Lsyncd watches a local directory trees event monitor interface (inotify or fsevents). It aggregates and combines events for a few seconds and then spawns one (or more) process(es) to synchronize the changes. By default this is rsync. Lsyncd is thus a light-weight live mirror solution that is comparatively easy to install not requiring new filesystems or block devices and does not hamper local filesystem performance.

Rsync+ssh is an advanced action configuration that uses a SSH to act file and directory moves directly on the target instead of re-transmitting the move destination over the wire.

Fine-grained customization can be achieved through the config file. Custom action configs can even be written from scratch in cascading layers ranging from shell scripts to code written in the Lua language. This way simple, powerful and flexible configurations can be achieved. See the manual for details.

Lsyncd 2.2.1 requires rsync >= 3.1 on all source and target machines.

License: GPLv2 or any later GPL version.

When to use

Lsyncd is designed to synchronize a local directory tree with low profile of expected changes to a remote mirror. Lsyncd is especially useful to sync data from a secure area to a not-so-secure area.

2-way/bidirection synchronization

It is not possible to use lsyncd to synchronize for example folder1 with folder2 and vice versa. Only one source to one target. Two way synchronization is a very hard problem that needs specialized tools. Imagine you start writing a very large file to folder1, lsyncd will start synchronizing this file to folder2, which might be on a different machine.
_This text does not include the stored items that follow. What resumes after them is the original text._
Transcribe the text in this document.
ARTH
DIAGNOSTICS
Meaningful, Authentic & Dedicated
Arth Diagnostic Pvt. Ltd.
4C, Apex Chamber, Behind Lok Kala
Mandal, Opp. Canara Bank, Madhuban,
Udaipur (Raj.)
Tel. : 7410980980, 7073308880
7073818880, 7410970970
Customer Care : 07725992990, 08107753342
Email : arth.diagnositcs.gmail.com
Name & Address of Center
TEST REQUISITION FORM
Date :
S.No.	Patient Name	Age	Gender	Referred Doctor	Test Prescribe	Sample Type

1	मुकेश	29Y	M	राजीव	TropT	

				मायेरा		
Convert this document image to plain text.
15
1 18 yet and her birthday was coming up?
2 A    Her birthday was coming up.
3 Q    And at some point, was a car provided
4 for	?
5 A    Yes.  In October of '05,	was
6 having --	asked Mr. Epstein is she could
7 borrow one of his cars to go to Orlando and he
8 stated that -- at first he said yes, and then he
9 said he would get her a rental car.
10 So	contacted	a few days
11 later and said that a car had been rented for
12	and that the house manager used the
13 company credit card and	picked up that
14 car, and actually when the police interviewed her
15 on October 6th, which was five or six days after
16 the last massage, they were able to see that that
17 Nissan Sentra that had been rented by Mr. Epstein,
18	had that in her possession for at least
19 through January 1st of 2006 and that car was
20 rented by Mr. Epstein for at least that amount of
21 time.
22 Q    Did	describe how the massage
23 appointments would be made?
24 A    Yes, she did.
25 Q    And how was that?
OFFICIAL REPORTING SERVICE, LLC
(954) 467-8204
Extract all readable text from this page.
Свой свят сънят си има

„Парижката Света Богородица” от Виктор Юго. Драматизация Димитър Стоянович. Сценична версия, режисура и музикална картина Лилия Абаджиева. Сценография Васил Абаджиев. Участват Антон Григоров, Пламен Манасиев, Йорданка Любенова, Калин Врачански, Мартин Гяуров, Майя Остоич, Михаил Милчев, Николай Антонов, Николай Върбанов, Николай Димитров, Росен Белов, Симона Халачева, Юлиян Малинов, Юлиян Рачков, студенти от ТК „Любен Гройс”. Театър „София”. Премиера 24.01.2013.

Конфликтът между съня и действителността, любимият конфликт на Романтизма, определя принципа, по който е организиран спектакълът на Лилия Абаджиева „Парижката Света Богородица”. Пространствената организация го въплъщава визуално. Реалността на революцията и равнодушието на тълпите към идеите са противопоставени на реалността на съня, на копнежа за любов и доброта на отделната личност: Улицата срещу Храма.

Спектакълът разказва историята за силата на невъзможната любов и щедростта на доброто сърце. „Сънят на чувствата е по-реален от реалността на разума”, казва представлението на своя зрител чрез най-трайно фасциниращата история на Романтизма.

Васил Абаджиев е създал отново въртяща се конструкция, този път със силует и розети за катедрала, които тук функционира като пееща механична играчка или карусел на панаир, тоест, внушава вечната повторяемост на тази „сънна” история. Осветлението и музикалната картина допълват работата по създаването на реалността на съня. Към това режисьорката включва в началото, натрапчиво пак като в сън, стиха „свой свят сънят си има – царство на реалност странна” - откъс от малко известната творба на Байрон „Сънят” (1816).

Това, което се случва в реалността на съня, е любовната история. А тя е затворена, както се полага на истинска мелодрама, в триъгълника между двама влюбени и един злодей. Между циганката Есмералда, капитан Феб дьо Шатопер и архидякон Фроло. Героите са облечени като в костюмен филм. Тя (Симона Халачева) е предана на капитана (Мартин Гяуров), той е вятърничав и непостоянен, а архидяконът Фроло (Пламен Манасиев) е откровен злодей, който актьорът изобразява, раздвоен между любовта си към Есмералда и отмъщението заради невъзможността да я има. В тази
The lsyncd on that machine will see a new file, and try to synchronize it back to folder1. If at the same time, you change bytes in this file, those changes will be overwritten with old data. Using lsyncd in such a way might work in practice, but data corruption is easily possible if you write into files afterwards. git-annex is a good way to do this, if you don't mind working with git repositories. It stores each change as a revision that can be rolled back.
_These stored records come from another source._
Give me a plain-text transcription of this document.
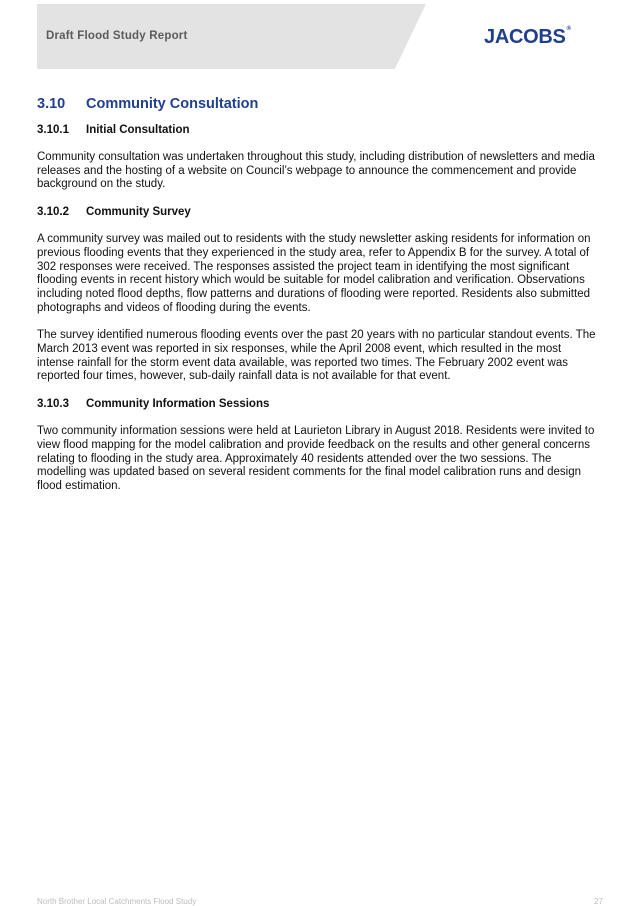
Draft Flood Study Report	JACOBS®
3.10	Community Consultation
3.10.1	Initial Consultation

Community consultation was undertaken throughout this study, including distribution of newsletters and media releases and the hosting of a website on Council’s webpage to announce the commencement and provide background on the study.

3.10.2	Community Survey

A community survey was mailed out to residents with the study newsletter asking residents for information on previous flooding events that they experienced in the study area, refer to Appendix B for the survey. A total of 302 responses were received. The responses assisted the project team in identifying the most significant flooding events in recent history which would be suitable for model calibration and verification. Observations including noted flood depths, flow patterns and durations of flooding were reported. Residents also submitted photographs and videos of flooding during the events.

The survey identified numerous flooding events over the past 20 years with no particular standout events. The March 2013 event was reported in six responses, while the April 2008 event, which resulted in the most intense rainfall for the storm event data available, was reported two times. The February 2002 event was reported four times, however, sub-daily rainfall data is not available for that event.

3.10.3	Community Information Sessions

Two community information sessions were held at Laurieton Library in August 2018. Residents were invited to view flood mapping for the model calibration and provide feedback on the results and other general concerns relating to flooding in the study area. Approximately 40 residents attended over the two sessions. The modelling was updated based on several resident comments for the final model calibration runs and design flood estimation.

North Brother Local Catchments Flood Study	27
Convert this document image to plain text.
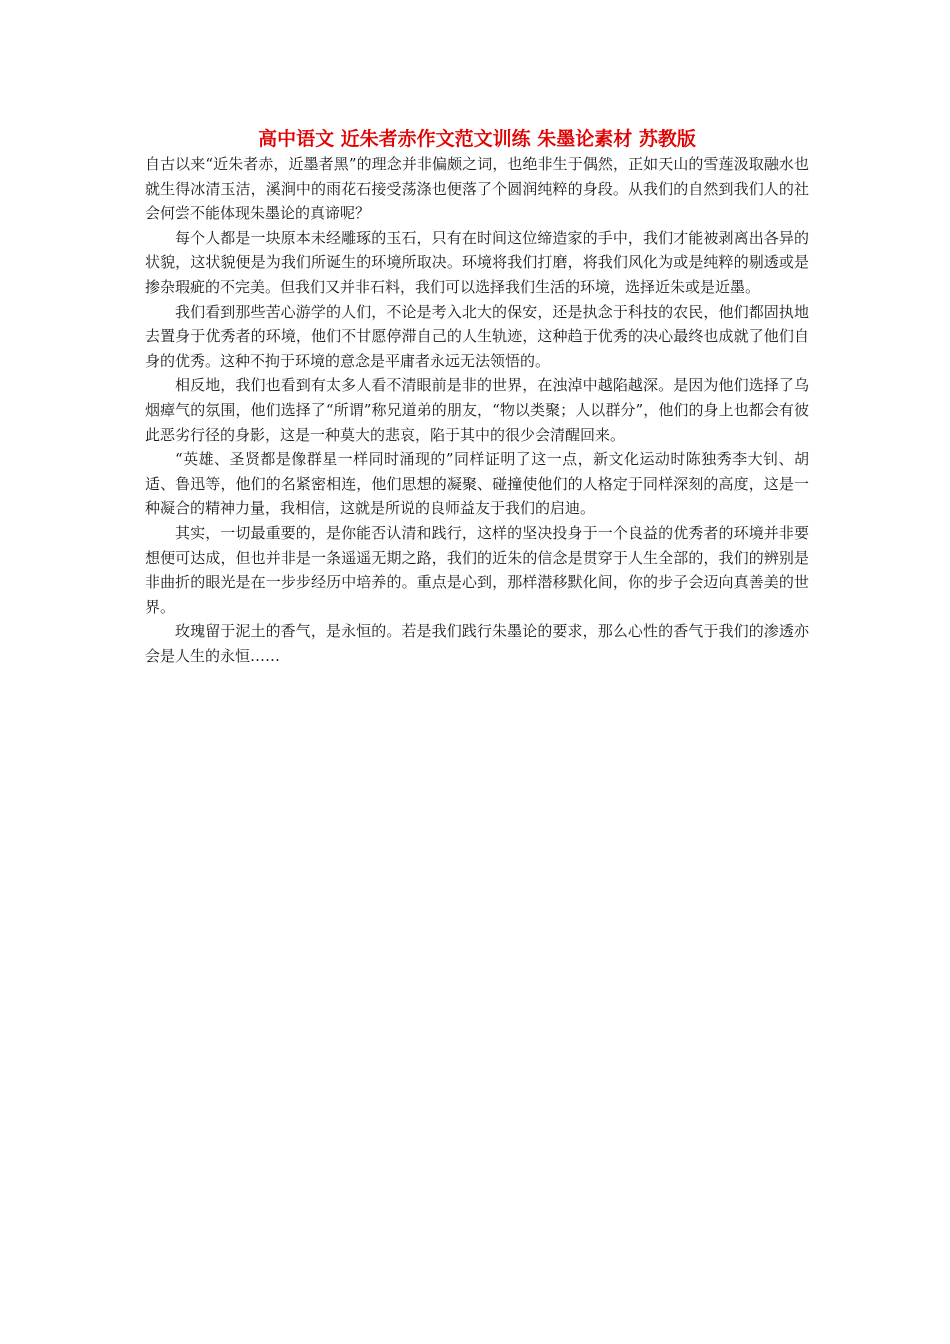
高中语文 近朱者赤作文范文训练 朱墨论素材 苏教版

自古以来“近朱者赤，近墨者黑”的理念并非偏颇之词，也绝非生于偶然，正如天山的雪莲汲取融水也就生得冰清玉洁，溪涧中的雨花石接受荡涤也便落了个圆润纯粹的身段。从我们的自然到我们人的社会何尝不能体现朱墨论的真谛呢？

每个人都是一块原本未经雕琢的玉石，只有在时间这位缔造家的手中，我们才能被剥离出各异的状貌，这状貌便是为我们所诞生的环境所取决。环境将我们打磨，将我们风化为或是纯粹的剔透或是掺杂瑕疵的不完美。但我们又并非石料，我们可以选择我们生活的环境，选择近朱或是近墨。

我们看到那些苦心游学的人们，不论是考入北大的保安，还是执念于科技的农民，他们都固执地去置身于优秀者的环境，他们不甘愿停滞自己的人生轨迹，这种趋于优秀的决心最终也成就了他们自身的优秀。这种不拘于环境的意念是平庸者永远无法领悟的。

相反地，我们也看到有太多人看不清眼前是非的世界，在浊淖中越陷越深。是因为他们选择了乌烟瘴气的氛围，他们选择了“所谓”称兄道弟的朋友，“物以类聚；人以群分”，他们的身上也都会有彼此恶劣行径的身影，这是一种莫大的悲哀，陷于其中的很少会清醒回来。

“英雄、圣贤都是像群星一样同时涌现的”同样证明了这一点，新文化运动时陈独秀李大钊、胡适、鲁迅等，他们的名紧密相连，他们思想的凝聚、碰撞使他们的人格定于同样深刻的高度，这是一种凝合的精神力量，我相信，这就是所说的良师益友于我们的启迪。

其实，一切最重要的，是你能否认清和践行，这样的坚决投身于一个良益的优秀者的环境并非要想便可达成，但也并非是一条遥遥无期之路，我们的近朱的信念是贯穿于人生全部的，我们的辨别是非曲折的眼光是在一步步经历中培养的。重点是心到，那样潜移默化间，你的步子会迈向真善美的世界。

玫瑰留于泥土的香气，是永恒的。若是我们践行朱墨论的要求，那么心性的香气于我们的渗透亦会是人生的永恒……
Other synchronization tools

DRBD operates on block device level. This makes it useful for synchronizing systems that are under heavy load. Lsyncd on the other hand does not require you to change block devices and/or mount points, allows you to change uid/gid of the transferred files, separates the receiver through the one-way nature of rsync. DRBD is likely the better option if you are syncing databases.

GlusterFS and BindFS use a FUSE-Filesystem to interject kernel/userspace filesystem events.
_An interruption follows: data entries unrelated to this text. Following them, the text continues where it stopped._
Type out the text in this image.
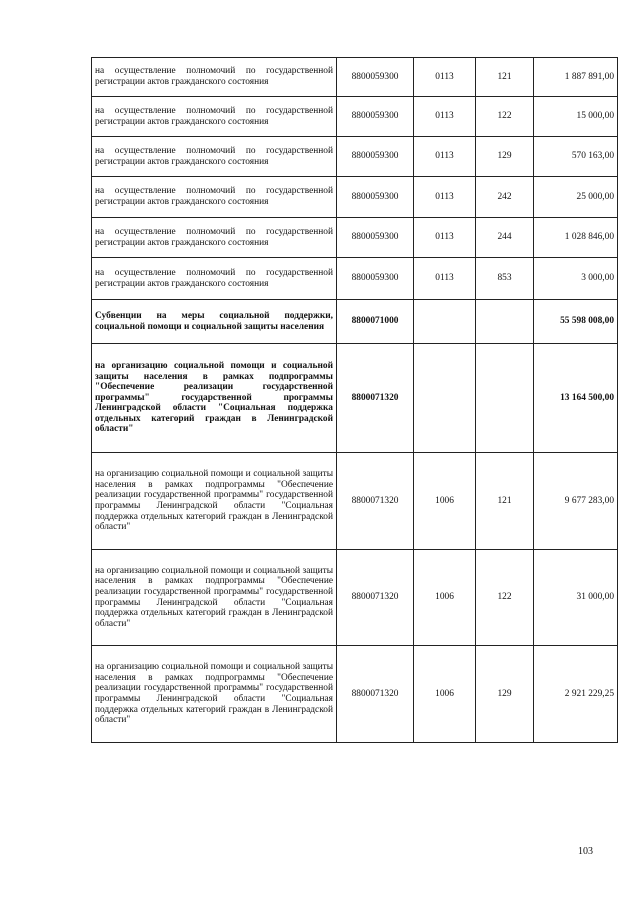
на осуществление полномочий по государственной регистрации актов гражданского состояния	8800059300	0113	121	1 887 891,00
на осуществление полномочий по государственной регистрации актов гражданского состояния	8800059300	0113	122	15 000,00
на осуществление полномочий по государственной регистрации актов гражданского состояния	8800059300	0113	129	570 163,00
на осуществление полномочий по государственной регистрации актов гражданского состояния	8800059300	0113	242	25 000,00
на осуществление полномочий по государственной регистрации актов гражданского состояния	8800059300	0113	244	1 028 846,00
на осуществление полномочий по государственной регистрации актов гражданского состояния	8800059300	0113	853	3 000,00
Субвенции на меры социальной поддержки, социальной помощи и социальной защиты населения	8800071000			55 598 008,00
на организацию социальной помощи и социальной защиты населения в рамках подпрограммы "Обеспечение реализации государственной программы" государственной программы Ленинградской области "Социальная поддержка отдельных категорий граждан в Ленинградской области"	8800071320			13 164 500,00
на организацию социальной помощи и социальной защиты населения в рамках подпрограммы "Обеспечение реализации государственной программы" государственной программы Ленинградской области "Социальная поддержка отдельных категорий граждан в Ленинградской области"	8800071320	1006	121	9 677 283,00
на организацию социальной помощи и социальной защиты населения в рамках подпрограммы "Обеспечение реализации государственной программы" государственной программы Ленинградской области "Социальная поддержка отдельных категорий граждан в Ленинградской области"	8800071320	1006	122	31 000,00
на организацию социальной помощи и социальной защиты населения в рамках подпрограммы "Обеспечение реализации государственной программы" государственной программы Ленинградской области "Социальная поддержка отдельных категорий граждан в Ленинградской области"	8800071320	1006	129	2 921 229,25
103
Mirror is an asynchronous synchronisation tool that takes use of the inotify notifications much like Lsyncd. The main differences are: it is developed specifically for master-master use, thus running on a daemon on both systems, uses its own transportation layer instead of rsync and is Java instead of Lsyncd's C core with Lua scripting.

git-annex allows managing large files with git, without storing the file contents in git. It can sync, backup, and archive your data, offline and online. Checksums and encryption keep your data safe and secure. Bring the power and distributed nature of git to bear on your large files with git-annex.

git-annex is designed for git users who love the command line. For everyone else, the git-annex assistant turns git-annex into an easy to use folder synchroniser.

Wikipedia Comparison of file synchronization software

Lsyncd usage examples

lsyncd -rsync /home remotehost.org::share/

This watches and rsyncs the local directory /home with all sub-directories and transfers them to 'remotehost' using the rsync-share 'share'.

lsyncd -rsyncssh /home remotehost.org backup-home/

This will also rsync/watch '/home', but it uses a ssh connection to make moves local on the remotehost instead of re-transmitting the moved file over the wire.

Some more complicated examples, tips and tricks you can find in the manual.

Disclaimer

Besides the usual disclaimer in the license, we want to specifically emphasize that the authors, and any organizations the authors are associated with, can not be held responsible for data-loss caused by possible malfunctions of Lsyncd.